Why Does This Matter to Me?
For one thing, if your insurance policy stipulated a deductible, it wasn't just your insurer who had to pay. In a $10,000 accident with a $1,000 deductible, you have a stake in the outcome as well – to be precise, $1,000. If your insurer is unconcerned with pursuing subrogation even when it is entitled, it might choose to get back its expenses by raising your premiums and call it a day. On the other hand, if it has a capable legal team and pursues them efficiently, it is acting both in its own interests and in yours. If all of the money is recovered, you will get your full thousand-dollar deductible back. If it recovers half (for instance, in a case where you are found one-half at fault), you'll typically get half your deductible back, depending on your state laws.

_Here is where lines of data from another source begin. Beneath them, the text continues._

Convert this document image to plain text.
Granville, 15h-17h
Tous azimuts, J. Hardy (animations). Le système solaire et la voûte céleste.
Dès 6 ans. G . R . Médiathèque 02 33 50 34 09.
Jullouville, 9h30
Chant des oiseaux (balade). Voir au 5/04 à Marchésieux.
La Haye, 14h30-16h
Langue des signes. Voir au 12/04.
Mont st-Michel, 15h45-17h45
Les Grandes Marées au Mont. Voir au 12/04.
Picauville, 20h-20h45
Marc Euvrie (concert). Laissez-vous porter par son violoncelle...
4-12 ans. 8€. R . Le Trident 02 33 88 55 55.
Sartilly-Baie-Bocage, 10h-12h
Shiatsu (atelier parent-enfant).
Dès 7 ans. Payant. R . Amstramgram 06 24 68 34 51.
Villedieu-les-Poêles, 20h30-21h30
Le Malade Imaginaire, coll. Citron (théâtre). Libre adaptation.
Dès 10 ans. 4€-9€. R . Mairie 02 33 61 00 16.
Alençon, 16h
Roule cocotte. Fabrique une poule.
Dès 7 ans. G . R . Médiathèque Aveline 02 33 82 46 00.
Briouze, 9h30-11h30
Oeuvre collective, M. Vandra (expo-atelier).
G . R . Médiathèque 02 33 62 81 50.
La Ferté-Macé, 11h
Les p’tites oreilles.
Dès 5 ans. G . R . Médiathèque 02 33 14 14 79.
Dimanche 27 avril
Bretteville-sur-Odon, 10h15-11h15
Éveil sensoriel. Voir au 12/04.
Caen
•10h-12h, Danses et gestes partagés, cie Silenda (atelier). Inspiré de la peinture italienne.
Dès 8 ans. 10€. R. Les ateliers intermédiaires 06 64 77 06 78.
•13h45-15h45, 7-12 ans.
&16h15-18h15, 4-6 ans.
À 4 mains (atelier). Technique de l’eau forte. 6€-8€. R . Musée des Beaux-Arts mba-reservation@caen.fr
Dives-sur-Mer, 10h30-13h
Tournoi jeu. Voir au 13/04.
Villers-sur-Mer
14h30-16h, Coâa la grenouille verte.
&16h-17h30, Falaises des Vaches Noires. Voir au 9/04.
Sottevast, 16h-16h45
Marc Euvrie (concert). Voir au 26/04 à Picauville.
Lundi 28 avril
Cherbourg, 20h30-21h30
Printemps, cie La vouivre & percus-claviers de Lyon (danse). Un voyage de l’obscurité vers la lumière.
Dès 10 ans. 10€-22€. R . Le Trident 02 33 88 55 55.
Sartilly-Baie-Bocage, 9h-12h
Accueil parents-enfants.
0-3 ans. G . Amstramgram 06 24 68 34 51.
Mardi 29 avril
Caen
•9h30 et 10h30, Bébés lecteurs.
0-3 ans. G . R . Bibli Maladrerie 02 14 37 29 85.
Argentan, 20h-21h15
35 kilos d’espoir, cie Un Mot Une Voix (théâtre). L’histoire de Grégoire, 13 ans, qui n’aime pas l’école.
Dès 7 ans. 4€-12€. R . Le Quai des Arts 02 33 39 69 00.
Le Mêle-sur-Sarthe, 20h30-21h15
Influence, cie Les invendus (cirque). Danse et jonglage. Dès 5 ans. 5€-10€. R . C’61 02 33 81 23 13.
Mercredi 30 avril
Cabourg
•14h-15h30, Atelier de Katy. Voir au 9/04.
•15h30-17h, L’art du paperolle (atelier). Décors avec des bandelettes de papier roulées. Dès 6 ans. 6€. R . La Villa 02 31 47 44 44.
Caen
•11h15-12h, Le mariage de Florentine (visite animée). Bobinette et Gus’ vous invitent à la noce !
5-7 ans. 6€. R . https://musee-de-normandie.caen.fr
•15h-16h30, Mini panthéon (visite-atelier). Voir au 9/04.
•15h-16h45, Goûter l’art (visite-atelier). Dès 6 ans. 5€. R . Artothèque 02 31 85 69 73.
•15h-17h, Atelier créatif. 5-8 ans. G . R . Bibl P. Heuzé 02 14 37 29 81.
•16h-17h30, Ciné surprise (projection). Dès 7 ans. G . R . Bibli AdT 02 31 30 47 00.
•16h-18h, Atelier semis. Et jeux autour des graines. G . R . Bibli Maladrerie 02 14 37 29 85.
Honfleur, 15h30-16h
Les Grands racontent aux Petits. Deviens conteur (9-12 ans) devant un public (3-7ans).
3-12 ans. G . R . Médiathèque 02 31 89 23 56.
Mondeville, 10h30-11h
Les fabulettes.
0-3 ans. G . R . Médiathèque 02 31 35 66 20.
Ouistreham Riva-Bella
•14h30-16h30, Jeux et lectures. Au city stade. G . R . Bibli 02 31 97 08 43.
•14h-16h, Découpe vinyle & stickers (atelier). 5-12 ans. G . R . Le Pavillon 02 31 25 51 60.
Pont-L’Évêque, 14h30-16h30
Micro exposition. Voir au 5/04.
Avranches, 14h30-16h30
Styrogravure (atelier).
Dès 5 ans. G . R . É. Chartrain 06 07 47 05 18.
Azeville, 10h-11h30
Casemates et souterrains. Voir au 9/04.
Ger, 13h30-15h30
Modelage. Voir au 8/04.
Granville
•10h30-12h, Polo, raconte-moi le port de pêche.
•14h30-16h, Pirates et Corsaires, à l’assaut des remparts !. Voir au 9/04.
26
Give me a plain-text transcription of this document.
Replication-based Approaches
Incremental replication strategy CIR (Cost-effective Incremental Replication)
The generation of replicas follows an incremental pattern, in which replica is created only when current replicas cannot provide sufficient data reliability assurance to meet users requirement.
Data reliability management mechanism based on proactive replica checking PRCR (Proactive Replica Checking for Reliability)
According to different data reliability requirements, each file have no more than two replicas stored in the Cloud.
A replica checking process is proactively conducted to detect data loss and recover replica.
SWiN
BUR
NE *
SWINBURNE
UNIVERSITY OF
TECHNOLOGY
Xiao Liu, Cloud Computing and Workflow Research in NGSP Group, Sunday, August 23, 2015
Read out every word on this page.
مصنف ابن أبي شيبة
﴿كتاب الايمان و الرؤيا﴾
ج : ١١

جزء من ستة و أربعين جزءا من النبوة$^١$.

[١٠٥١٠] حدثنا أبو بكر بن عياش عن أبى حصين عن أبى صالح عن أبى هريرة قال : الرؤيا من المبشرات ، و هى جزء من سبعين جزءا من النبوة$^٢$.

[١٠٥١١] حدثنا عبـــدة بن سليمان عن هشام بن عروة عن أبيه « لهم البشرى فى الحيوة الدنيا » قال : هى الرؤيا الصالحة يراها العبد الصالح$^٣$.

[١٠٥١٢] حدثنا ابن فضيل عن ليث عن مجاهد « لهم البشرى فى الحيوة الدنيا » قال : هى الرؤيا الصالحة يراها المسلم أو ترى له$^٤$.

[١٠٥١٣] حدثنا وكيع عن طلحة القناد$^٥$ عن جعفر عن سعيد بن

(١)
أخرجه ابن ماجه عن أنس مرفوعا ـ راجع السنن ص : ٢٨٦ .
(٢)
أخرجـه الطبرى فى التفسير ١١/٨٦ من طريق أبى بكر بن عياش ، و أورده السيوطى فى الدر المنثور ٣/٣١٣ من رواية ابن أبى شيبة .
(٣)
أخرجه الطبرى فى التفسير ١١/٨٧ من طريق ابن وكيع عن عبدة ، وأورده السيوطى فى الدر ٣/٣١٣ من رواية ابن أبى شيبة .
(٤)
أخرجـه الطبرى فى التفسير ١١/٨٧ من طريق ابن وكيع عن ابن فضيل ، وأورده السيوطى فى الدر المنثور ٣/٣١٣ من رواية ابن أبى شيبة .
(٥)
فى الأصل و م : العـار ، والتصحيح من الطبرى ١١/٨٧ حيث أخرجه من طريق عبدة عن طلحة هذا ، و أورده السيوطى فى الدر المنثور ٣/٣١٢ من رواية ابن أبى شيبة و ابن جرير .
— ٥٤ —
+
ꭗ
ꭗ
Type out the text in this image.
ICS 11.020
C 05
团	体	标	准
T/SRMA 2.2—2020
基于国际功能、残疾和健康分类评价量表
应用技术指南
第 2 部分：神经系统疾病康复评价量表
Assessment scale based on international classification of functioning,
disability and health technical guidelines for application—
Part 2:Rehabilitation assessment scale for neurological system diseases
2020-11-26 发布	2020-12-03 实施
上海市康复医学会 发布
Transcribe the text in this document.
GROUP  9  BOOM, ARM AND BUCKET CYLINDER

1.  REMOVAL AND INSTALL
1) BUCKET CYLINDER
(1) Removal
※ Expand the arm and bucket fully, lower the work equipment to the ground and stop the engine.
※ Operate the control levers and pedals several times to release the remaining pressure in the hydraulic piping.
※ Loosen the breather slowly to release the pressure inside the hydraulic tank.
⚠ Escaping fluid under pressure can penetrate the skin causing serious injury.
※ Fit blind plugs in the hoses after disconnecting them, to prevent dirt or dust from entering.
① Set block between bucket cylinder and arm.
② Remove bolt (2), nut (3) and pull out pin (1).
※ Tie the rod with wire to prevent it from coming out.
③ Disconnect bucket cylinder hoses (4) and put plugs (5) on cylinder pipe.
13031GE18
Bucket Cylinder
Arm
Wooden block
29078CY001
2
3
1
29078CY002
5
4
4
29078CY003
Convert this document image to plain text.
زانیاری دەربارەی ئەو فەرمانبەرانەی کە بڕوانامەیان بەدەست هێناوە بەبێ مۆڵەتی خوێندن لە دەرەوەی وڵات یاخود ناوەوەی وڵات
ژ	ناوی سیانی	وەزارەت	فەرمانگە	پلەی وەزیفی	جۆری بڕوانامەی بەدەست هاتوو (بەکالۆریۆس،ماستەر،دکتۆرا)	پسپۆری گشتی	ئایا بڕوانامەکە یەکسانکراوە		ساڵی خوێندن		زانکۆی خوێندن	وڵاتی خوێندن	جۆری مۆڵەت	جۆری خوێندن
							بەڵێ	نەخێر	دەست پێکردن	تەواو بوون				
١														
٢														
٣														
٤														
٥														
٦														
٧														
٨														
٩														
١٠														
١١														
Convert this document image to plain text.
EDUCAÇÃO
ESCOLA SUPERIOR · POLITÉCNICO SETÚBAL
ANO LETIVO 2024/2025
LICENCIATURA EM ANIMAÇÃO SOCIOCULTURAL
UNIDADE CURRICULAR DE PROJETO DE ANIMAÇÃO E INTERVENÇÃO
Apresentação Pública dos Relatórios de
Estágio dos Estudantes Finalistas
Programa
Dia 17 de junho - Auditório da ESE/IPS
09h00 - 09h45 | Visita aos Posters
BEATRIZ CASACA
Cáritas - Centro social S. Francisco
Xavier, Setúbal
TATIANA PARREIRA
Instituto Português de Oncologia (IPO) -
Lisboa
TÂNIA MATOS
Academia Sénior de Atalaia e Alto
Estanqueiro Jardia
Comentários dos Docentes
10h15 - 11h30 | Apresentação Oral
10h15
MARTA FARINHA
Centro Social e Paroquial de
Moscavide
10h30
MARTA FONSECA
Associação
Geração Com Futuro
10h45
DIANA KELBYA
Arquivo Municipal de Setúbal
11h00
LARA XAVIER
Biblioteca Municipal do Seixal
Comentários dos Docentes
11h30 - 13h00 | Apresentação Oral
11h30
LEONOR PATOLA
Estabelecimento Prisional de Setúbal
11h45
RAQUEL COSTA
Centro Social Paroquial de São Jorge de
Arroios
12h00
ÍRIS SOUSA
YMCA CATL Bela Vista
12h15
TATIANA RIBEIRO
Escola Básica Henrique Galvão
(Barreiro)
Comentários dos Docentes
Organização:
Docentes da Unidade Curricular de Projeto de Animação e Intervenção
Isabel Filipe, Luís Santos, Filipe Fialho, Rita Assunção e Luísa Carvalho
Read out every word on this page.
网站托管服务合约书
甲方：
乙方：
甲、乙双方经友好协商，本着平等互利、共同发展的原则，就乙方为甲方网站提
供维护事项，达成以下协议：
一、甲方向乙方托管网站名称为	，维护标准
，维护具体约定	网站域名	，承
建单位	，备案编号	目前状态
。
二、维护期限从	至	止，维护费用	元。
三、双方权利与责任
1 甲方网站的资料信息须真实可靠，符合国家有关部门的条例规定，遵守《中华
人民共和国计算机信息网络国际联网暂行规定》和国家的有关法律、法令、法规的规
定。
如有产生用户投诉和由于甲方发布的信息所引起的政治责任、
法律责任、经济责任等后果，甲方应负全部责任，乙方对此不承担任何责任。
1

Additionally, if the total price of an accident is over your maximum coverage amount, you could be in for a stiff bill. If your insurance company or its property damage lawyers, such as civil rights attorney near me University Place WA, successfully press a subrogation case, it will recover your losses in addition to its own.
All insurers are not created equal. When shopping around, it's worth looking at the reputations of competing agencies to determine whether they pursue legitimate subrogation claims; if they do so with some expediency; if they keep their account holders informed as the case proceeds; and if they then process successfully won reimbursements right away so that you can get your losses back and move on with your life. If, on the other hand, an insurer has a reputation of honoring claims that aren't its responsibility and then safeguarding its profitability by raising your premiums, even attractive rates won't outweigh the eventual headache.